O couro do futuro não vem de animais
Na última edição da Semana de Moda de Paris, um detalhe passou quase despercebido entre os holofotes: várias marcas de luxo apresentaram peças em couro vegano. Mas não se trata do plástico ecológico de antigamente. Agora, o mercado testemunha a ascensão de materiais como o micélio de cogumelos e o couro de cacto, que prometem unir sustentabilidade e sofisticação.
Empresas como a MycoWorks e a Desserto estão na vanguarda dessa revolução. A primeira utiliza fungos para criar um material que imita a textura do couro bovino, enquanto a segunda transforma folhas de cacto em um tecido maleável e durável. Ambas já fecharam parcerias com grifes renomadas, como Hermès e Stella McCartney, que aposta na inovação desde 2017.

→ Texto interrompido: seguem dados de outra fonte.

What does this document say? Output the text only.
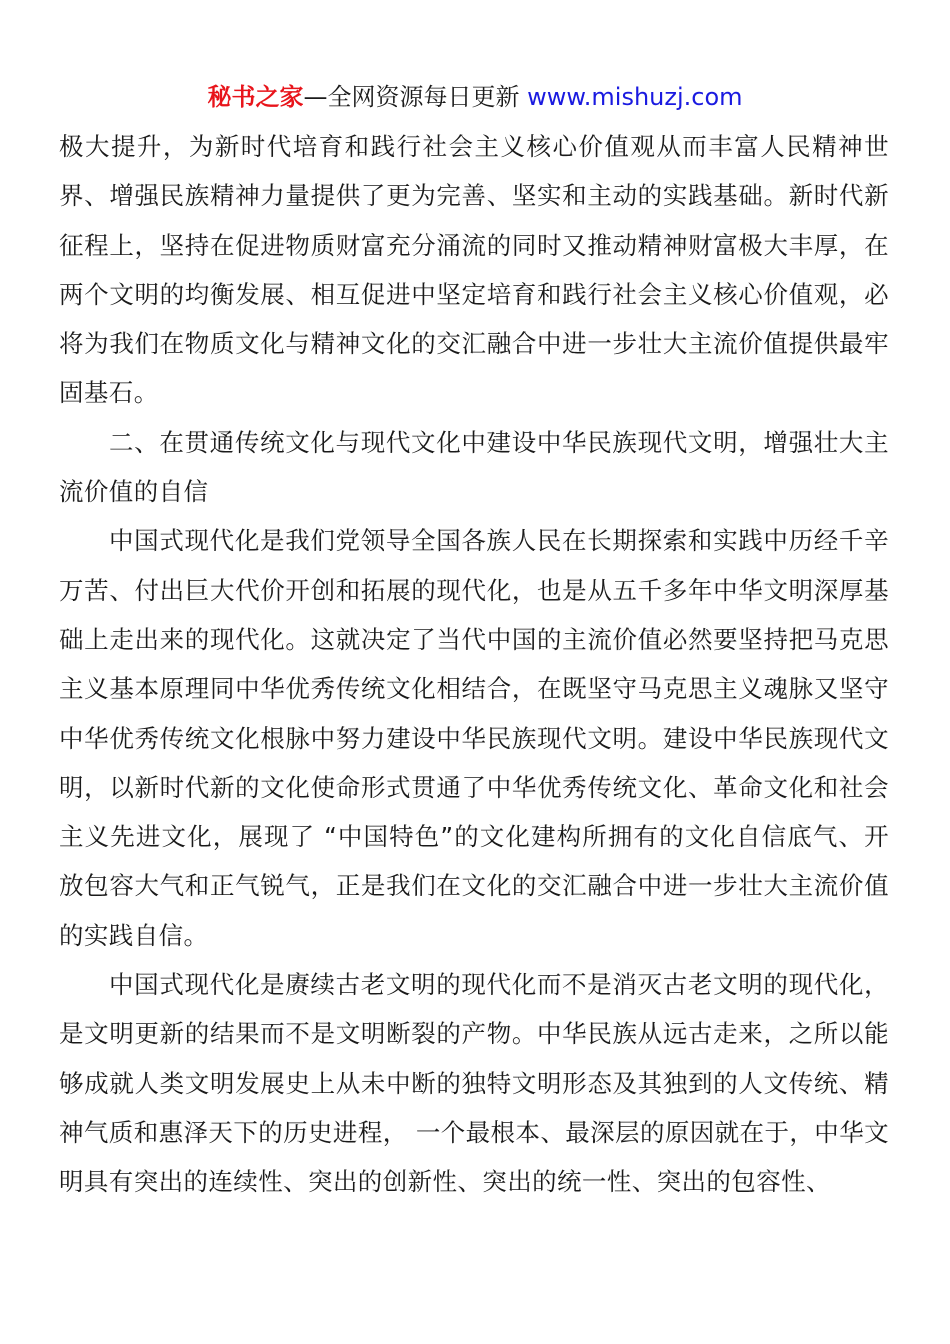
秘书之家—全网资源每日更新 www.mishuzj.com

极大提升，为新时代培育和践行社会主义核心价值观从而丰富人民精神世界、增强民族精神力量提供了更为完善、坚实和主动的实践基础。新时代新征程上，坚持在促进物质财富充分涌流的同时又推动精神财富极大丰厚，在两个文明的均衡发展、相互促进中坚定培育和践行社会主义核心价值观，必将为我们在物质文化与精神文化的交汇融合中进一步壮大主流价值提供最牢固基石。

二、在贯通传统文化与现代文化中建设中华民族现代文明，增强壮大主流价值的自信

中国式现代化是我们党领导全国各族人民在长期探索和实践中历经千辛万苦、付出巨大代价开创和拓展的现代化，也是从五千多年中华文明深厚基础上走出来的现代化。这就决定了当代中国的主流价值必然要坚持把马克思主义基本原理同中华优秀传统文化相结合，在既坚守马克思主义魂脉又坚守中华优秀传统文化根脉中努力建设中华民族现代文明。建设中华民族现代文明，以新时代新的文化使命形式贯通了中华优秀传统文化、革命文化和社会主义先进文化，展现了 “中国特色”的文化建构所拥有的文化自信底气、开放包容大气和正气锐气，正是我们在文化的交汇融合中进一步壮大主流价值的实践自信。

中国式现代化是赓续古老文明的现代化而不是消灭古老文明的现代化，是文明更新的结果而不是文明断裂的产物。中华民族从远古走来，之所以能够成就人类文明发展史上从未中断的独特文明形态及其独到的人文传统、精神气质和惠泽天下的历史进程， 一个最根本、最深层的原因就在于，中华文明具有突出的连续性、突出的创新性、突出的统一性、突出的包容性、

O impacto na indústria e no consumidor
Além da questão ética, o couro vegano atende a uma demanda crescente por transparência e responsabilidade ambiental. De acordo com um estudo recente da McKinsey, 67% dos consumidores globais consideram a sustentabilidade um fator decisivo na compra de moda. Esse comportamento pressiona as marcas a repensarem suas cadeias produtivas.

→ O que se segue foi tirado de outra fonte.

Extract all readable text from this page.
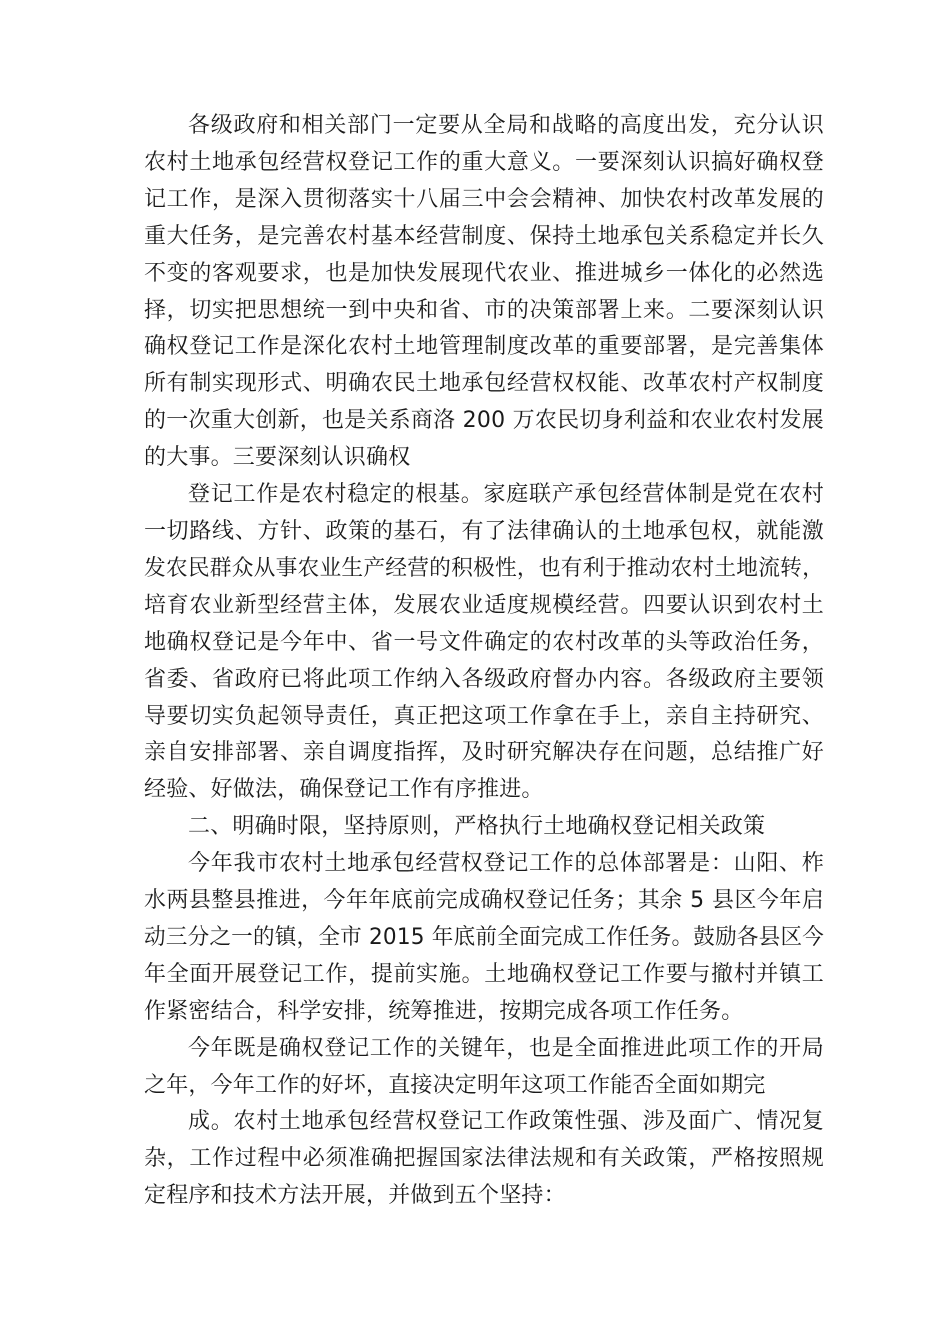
各级政府和相关部门一定要从全局和战略的高度出发，充分认识
农村土地承包经营权登记工作的重大意义。一要深刻认识搞好确权登
记工作，是深入贯彻落实十八届三中会会精神、加快农村改革发展的
重大任务，是完善农村基本经营制度、保持土地承包关系稳定并长久
不变的客观要求，也是加快发展现代农业、推进城乡一体化的必然选
择，切实把思想统一到中央和省、市的决策部署上来。二要深刻认识
确权登记工作是深化农村土地管理制度改革的重要部署，是完善集体
所有制实现形式、明确农民土地承包经营权权能、改革农村产权制度
的一次重大创新，也是关系商洛 200 万农民切身利益和农业农村发展
的大事。三要深刻认识确权
登记工作是农村稳定的根基。家庭联产承包经营体制是党在农村
一切路线、方针、政策的基石，有了法律确认的土地承包权，就能激
发农民群众从事农业生产经营的积极性，也有利于推动农村土地流转，
培育农业新型经营主体，发展农业适度规模经营。四要认识到农村土
地确权登记是今年中、省一号文件确定的农村改革的头等政治任务，
省委、省政府已将此项工作纳入各级政府督办内容。各级政府主要领
导要切实负起领导责任，真正把这项工作拿在手上，亲自主持研究、
亲自安排部署、亲自调度指挥，及时研究解决存在问题，总结推广好
经验、好做法，确保登记工作有序推进。
二、明确时限，坚持原则，严格执行土地确权登记相关政策
今年我市农村土地承包经营权登记工作的总体部署是：山阳、柞
水两县整县推进，今年年底前完成确权登记任务；其余 5 县区今年启
动三分之一的镇，全市 2015 年底前全面完成工作任务。鼓励各县区今
年全面开展登记工作，提前实施。土地确权登记工作要与撤村并镇工
作紧密结合，科学安排，统筹推进，按期完成各项工作任务。
今年既是确权登记工作的关键年，也是全面推进此项工作的开局
之年，今年工作的好坏，直接决定明年这项工作能否全面如期完
成。农村土地承包经营权登记工作政策性强、涉及面广、情况复
杂，工作过程中必须准确把握国家法律法规和有关政策，严格按照规
定程序和技术方法开展，并做到五个坚持：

O preço ainda é um obstáculo: o couro de micélio pode custar até 50% mais que o tradicional. No entanto, economias de escala e avanços tecnológicos devem reduzir os custos nos próximos anos. Especialistas preveem que, até 2030, o mercado de alternativas ao couro atinja US$ 89 bilhões.
O luxo como conceito em evolução
Para a consultora de moda Silvia Fagundes, o termo ‘luxo’ está sendo ressignificado. “Antes, luxo era raridade e exclusividade. Hoje, é também ética e consciência. O consumidor quer se sentir bem não apenas pela estética, mas pelo impacto positivo”, afirma. Essa mudança de paradigma é visível nas vitrines de Milan e Nova York, onde vitrines exibem materiais que contam histórias de inovação.

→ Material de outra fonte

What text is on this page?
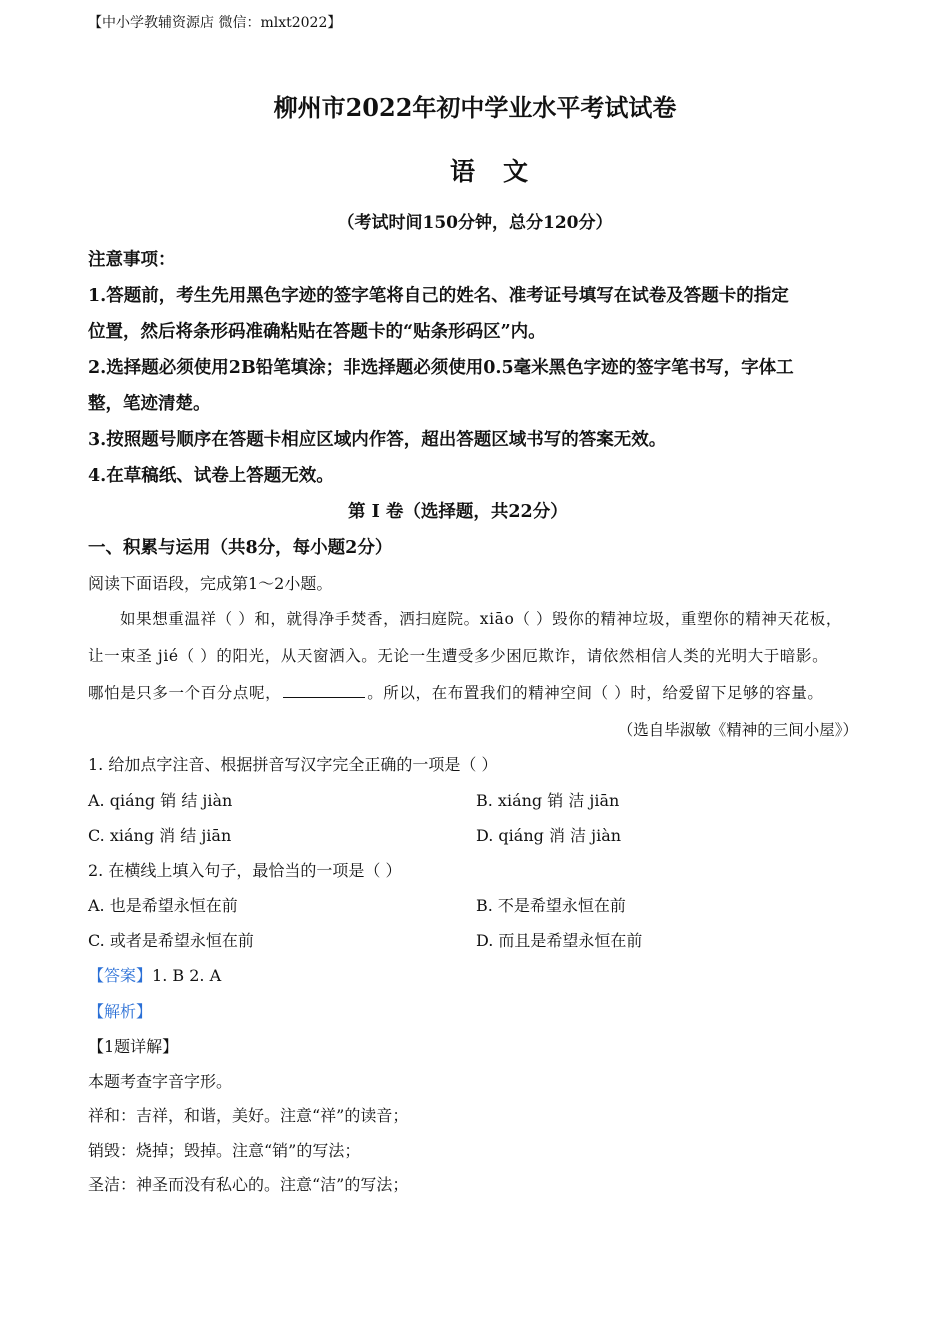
【中小学教辅资源店 微信：mlxt2022】
柳州市2022年初中学业水平考试试卷
语文
（考试时间150分钟，总分120分）
注意事项：
1.答题前，考生先用黑色字迹的签字笔将自己的姓名、准考证号填写在试卷及答题卡的指定
位置，然后将条形码准确粘贴在答题卡的“贴条形码区”内。
2.选择题必须使用2B铅笔填涂；非选择题必须使用0.5毫米黑色字迹的签字笔书写，字体工
整，笔迹清楚。
3.按照题号顺序在答题卡相应区域内作答，超出答题区域书写的答案无效。
4.在草稿纸、试卷上答题无效。
第 Ⅰ 卷（选择题，共22分）
一、积累与运用（共8分，每小题2分）
阅读下面语段，完成第1～2小题。
如果想重温祥（ ）和，就得净手焚香，洒扫庭院。xiāo（ ）毁你的精神垃圾，重塑你的精神天花板，
让一束圣 jié（ ）的阳光，从天窗洒入。无论一生遭受多少困厄欺诈，请依然相信人类的光明大于暗影。
哪怕是只多一个百分点呢，	。所以，在布置我们的精神空间（ ）时，给爱留下足够的容量。
（选自毕淑敏《精神的三间小屋》）
1. 给加点字注音、根据拼音写汉字完全正确的一项是（ ）
A. qiáng 销 结 jiàn	B. xiáng 销 洁 jiān
C. xiáng 消 结 jiān	D. qiáng 消 洁 jiàn
2. 在横线上填入句子，最恰当的一项是（ ）
A. 也是希望永恒在前	B. 不是希望永恒在前
C. 或者是希望永恒在前	D. 而且是希望永恒在前
【答案】1. B 2. A
【解析】
【1题详解】
本题考查字音字形。
祥和：吉祥，和谐，美好。注意“祥”的读音；
销毁：烧掉；毁掉。注意“销”的写法；
圣洁：神圣而没有私心的。注意“洁”的写法；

O movimento também alcança a cultura pop. Celebridades como Emma Watson e Leonardo DiCaprio têm usado redes sociais para promover marcas veganas, influenciando milhões de seguidores. A indústria da moda, que já foi acusada de greenwashing, agora busca certificações e selos para comprovar suas práticas.
Desafios e expectativas
Apesar do entusiasmo, críticos apontam que a produção desses materiais ainda depende de insumos agrícolas e energia, o que pode gerar impactos indiretos. Além disso, a durabilidade a longo prazo é questionada por alguns especialistas. ‘Precisamos de testes mais rigorosos e padrões internacionais’, argumenta o engenheiro de materiais João Pedro Almeida.
Enquanto isso, as passarelas continuam a ditar tendências. Na São Paulo Fashion Week, uma nova geração de estilistas apresentou coleções inteiras com tecidos a base de abacaxi e maçã, mostrando que a revolução é global e irreversível. O futuro do luxo é sustentável, e a moda está escrevendo esse novo capítulo a cada coleção.